Explanations can usually be inserted point by point, by way of specific answer to each statement made by the Applicant. But there may be circumstances where you would wish to add quite separate material of your own. You might do this by adding some paragraphs with new subparagraph numbers rather than trying to force new material into a framework which was not designed for it.
That approach might be particularly appropriate if faced with the task of drafting Answers to an Application which has been set out in skeletal form. The aim should be to provide as full a statement of your own position as you can, as soon as you can. This cuts down the delay and expense of extensive subsequent adjustment. Even if an application is brief, it may be possible for the respondents to set out their side of the case fully in their first answers. This should force the applicant to set out their case in detail by way of reply. It is important to keep in mind at all times that pleadings on each side should be drafted, if possible, in a way which makes them easy to answer. In an ideal world, pleadings would be regarded as a joint effort.
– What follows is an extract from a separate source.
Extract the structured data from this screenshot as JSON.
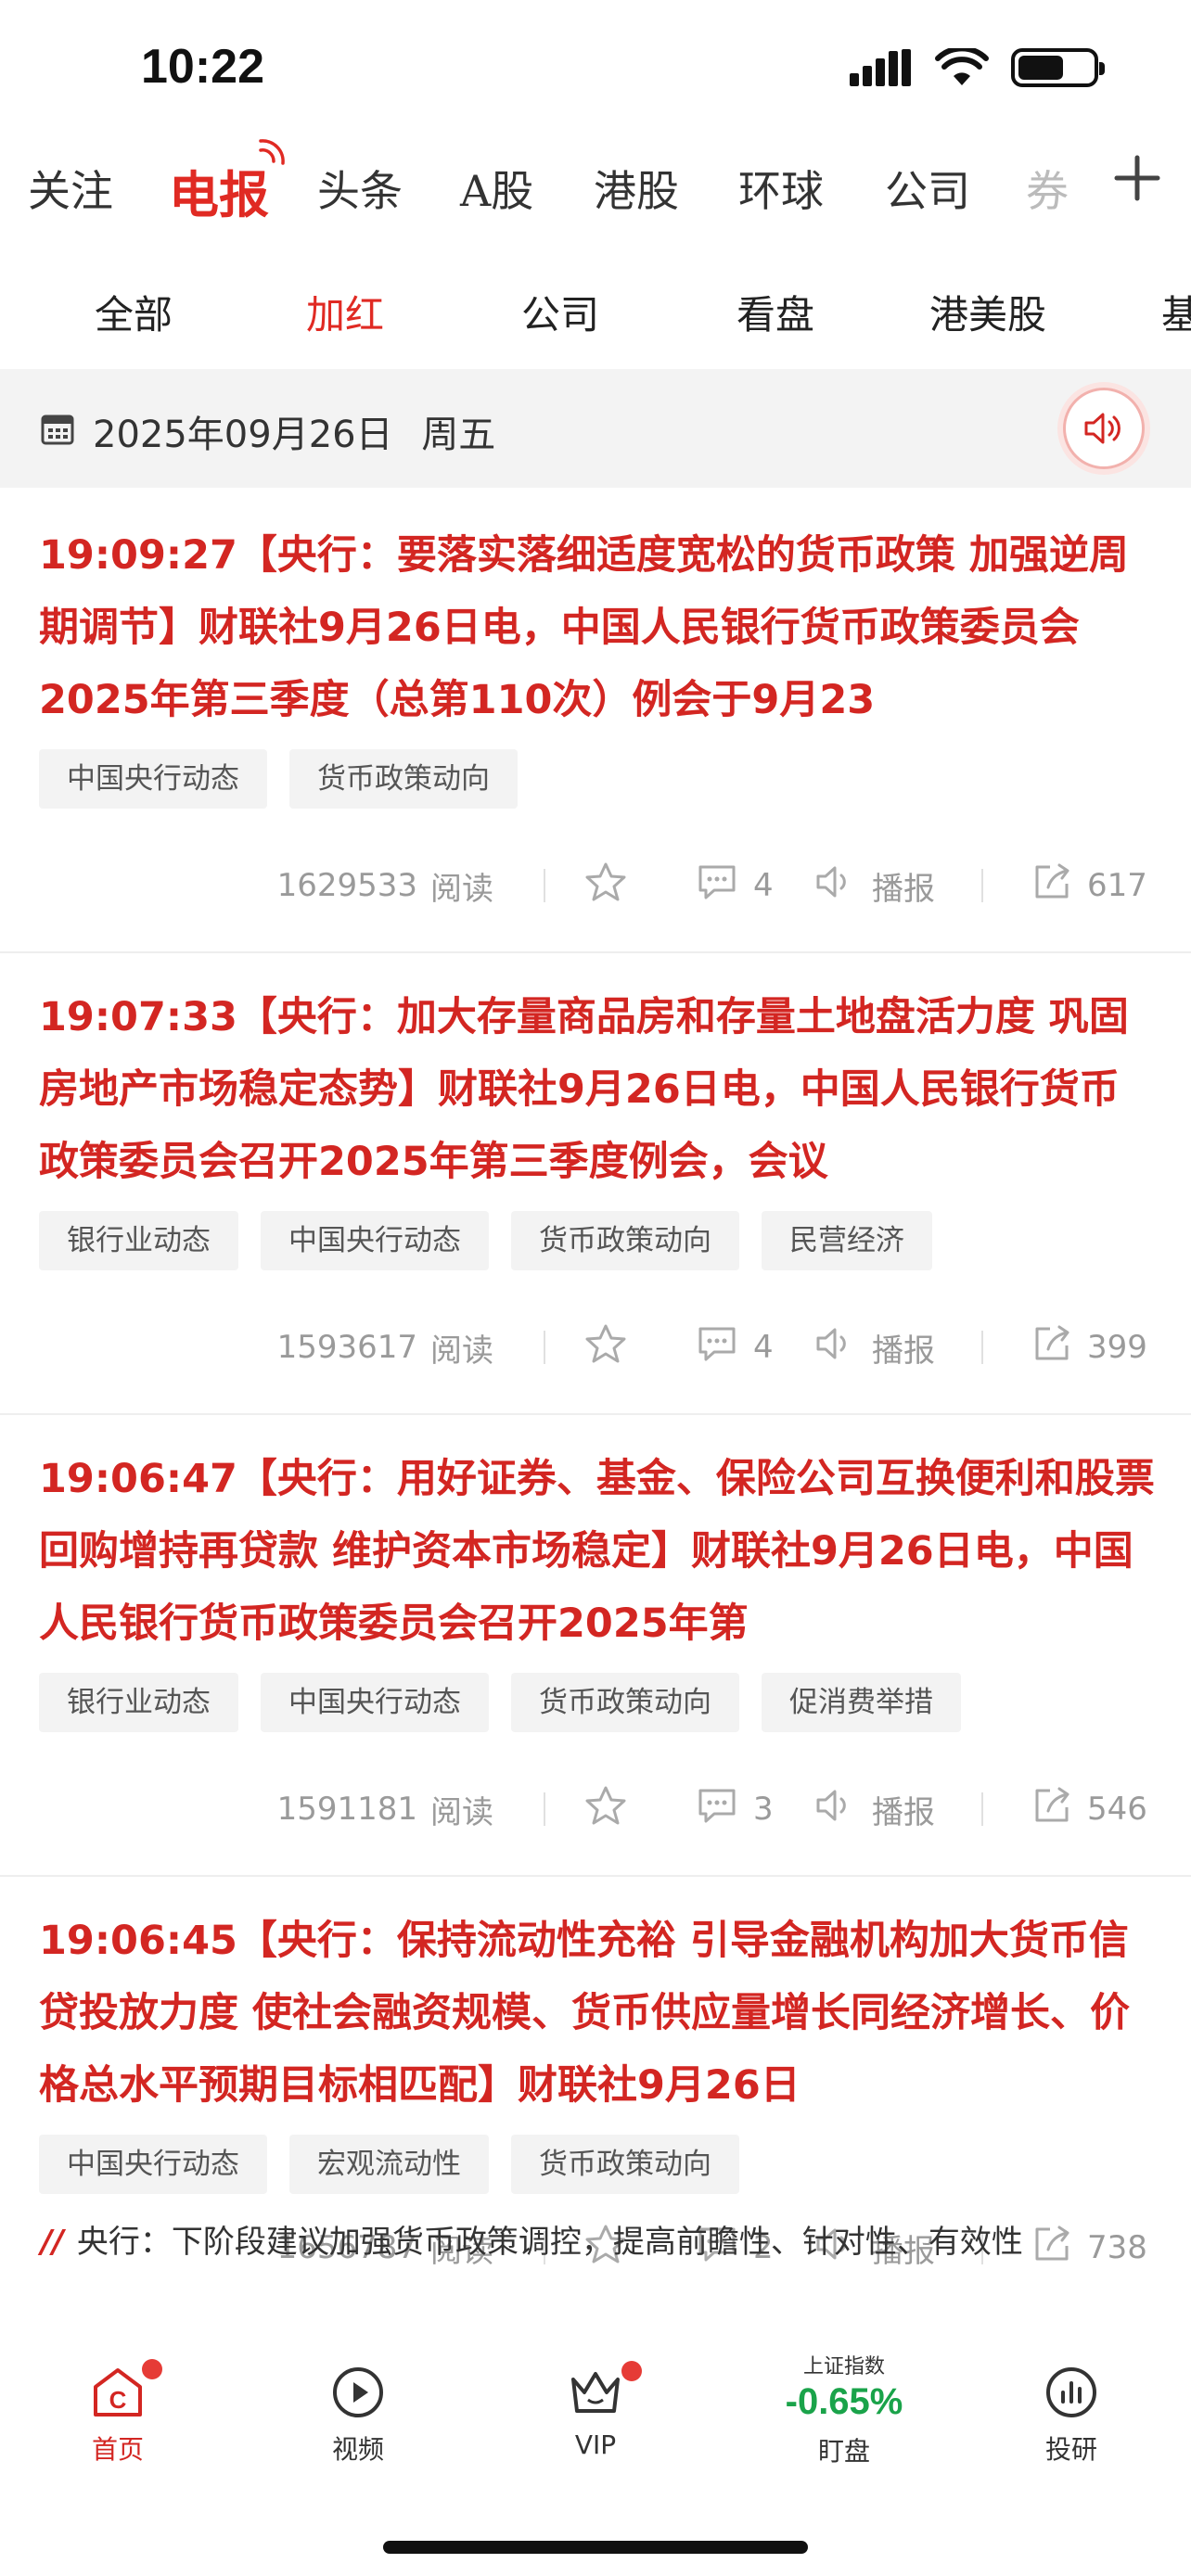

This comes back to the main point that parties should always consider resolving as much as they can by agreement. Litigation should be the last resort and only used to decide serious matters. Even if you cannot agree everything, no effort should be spared in trying to see what you can agree. You might find that involving a third party would help this process. Various commercial firms offer a service as “mediators”. Their skill lies in helping people work out things for themselves. Even if you do not think your dispute requires professional assistance you might be able to find someone both sides respect and invite his or her assistance. Sometimes it takes just a few questions from an outsider to show parties where agreement may be achieved. An aim might be to find a way to work for the future without necessarily conceding anything about the past. But even if full agreement is not achieved, outside assistance is often the key to progress.
Even where positive agreement is not possible on some issue, it is always worth trying to reach a compromise on minor points, even if just for the purposes of the litigation, to ensure that the expense of litigation is limited to the points of importance. If you take the approach of simply leaving everything to the court, you may win on the important point and end up paying some of the expenses because you lost on some minor point you would not have thought worth arguing about on its own.
The real enthusiast might want to consider another expression commonly used by lawyers in pleadings: “Believed and averred”. It is so often used incorrectly that the only advice for a party litigant is to ignore it. It is an expression which should only be used where you are making an assertion which is an inference from something else and where it is something the opponent might have actual knowledge of and you could not. It is not for DIY use. If you are asserting something as a fact which you intend to prove, you should do so plainly. What you believe is not relevant unless you can explain the basis of your belief.